BD hosts Fourth Healthcare Worker Safety Summit in Johannesburg.

The spread of infection and disease is opportunistic in nature, and those who routinely come into contact with these hazards must protect themselves by employing sound practices and tools designed to reduce such risks.

This was the message conveyed to an audience of nearly 120 representatives of private hospital groups, public sector health departments, pathology services, health science faculties at universities, research bodies and professional groups who participated in the Fourth Healthcare Worker Safety Summit, held in Johannesburg, South Africa. Facilitated by a BD regional team led by BD Country Manager Ian Wakefield, the attending healthcare professionals gained insight on such topics as Options for Improving Injection Safety, World Health Organization (WHO) Guidelines, and Advancing the Culture of Safety.

Safety and Local Surveillance – a Health Economics and Outcome Research Perspective was presented by Dr. Pieter de Jager, a medical doctor in the Department of Anaesthetics at Wits University and member of South Africa’s National Institute for Occupational Health (NIOH). “Conservatively, we estimated that at least 20 doctors and nurses in the public healthcare sector alone contract HIV each year through needlestick injuries. We could reduce this number by more than half, our study shows, through training and the provision of safety devices.”

South African healthcare workers fall into a high-risk category from needlestick injury and infection from blood-borne pathogens. Currently, there is no standardized approach to protecting healthcare workers in the country from needlestick injuries. Yet, the extent of needlestick injuries in South Africa is such that better strategies to improve safety of healthcare workers have become necessary.

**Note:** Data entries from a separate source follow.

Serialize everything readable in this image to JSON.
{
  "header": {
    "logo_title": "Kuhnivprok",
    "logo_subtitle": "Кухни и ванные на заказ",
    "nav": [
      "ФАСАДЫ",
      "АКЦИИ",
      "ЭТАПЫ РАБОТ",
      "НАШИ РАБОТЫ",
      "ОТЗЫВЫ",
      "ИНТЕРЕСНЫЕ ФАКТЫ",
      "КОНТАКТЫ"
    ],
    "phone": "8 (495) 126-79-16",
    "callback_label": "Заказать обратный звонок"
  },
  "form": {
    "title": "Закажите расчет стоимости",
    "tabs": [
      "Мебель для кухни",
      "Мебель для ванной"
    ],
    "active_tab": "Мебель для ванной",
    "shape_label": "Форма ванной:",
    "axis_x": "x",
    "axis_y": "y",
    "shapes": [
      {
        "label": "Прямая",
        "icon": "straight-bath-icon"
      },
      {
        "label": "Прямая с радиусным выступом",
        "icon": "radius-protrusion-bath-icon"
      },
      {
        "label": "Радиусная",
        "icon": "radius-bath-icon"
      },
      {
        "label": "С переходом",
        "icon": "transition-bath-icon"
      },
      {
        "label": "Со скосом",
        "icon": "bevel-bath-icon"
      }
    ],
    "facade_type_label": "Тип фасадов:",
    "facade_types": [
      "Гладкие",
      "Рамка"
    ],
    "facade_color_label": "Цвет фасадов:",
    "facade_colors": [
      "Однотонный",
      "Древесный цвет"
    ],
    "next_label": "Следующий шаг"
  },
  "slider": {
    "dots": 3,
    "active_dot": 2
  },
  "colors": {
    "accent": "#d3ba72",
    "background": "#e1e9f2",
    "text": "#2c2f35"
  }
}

Mr. Wakefield stated, “The WHO recognized the danger posed by sharps injuries and has laid down user-friendly guidelines on safe injection, including the management of occupational risk.” He added, “A second is all it takes. The question is then whether we in South Africa are doing enough to ensure the safety and protection of healthcare workers.”

In the United States, BD played a key role in helping advance legislation to secure the safety of all who are involved with sharp instruments. BD’s advocacy for similar national guidelines in many parts of the world—for supporting use of safety engineered devices in conjunction with education, training, surveillance and capacity building—aligns with its purpose of advancing the world of health.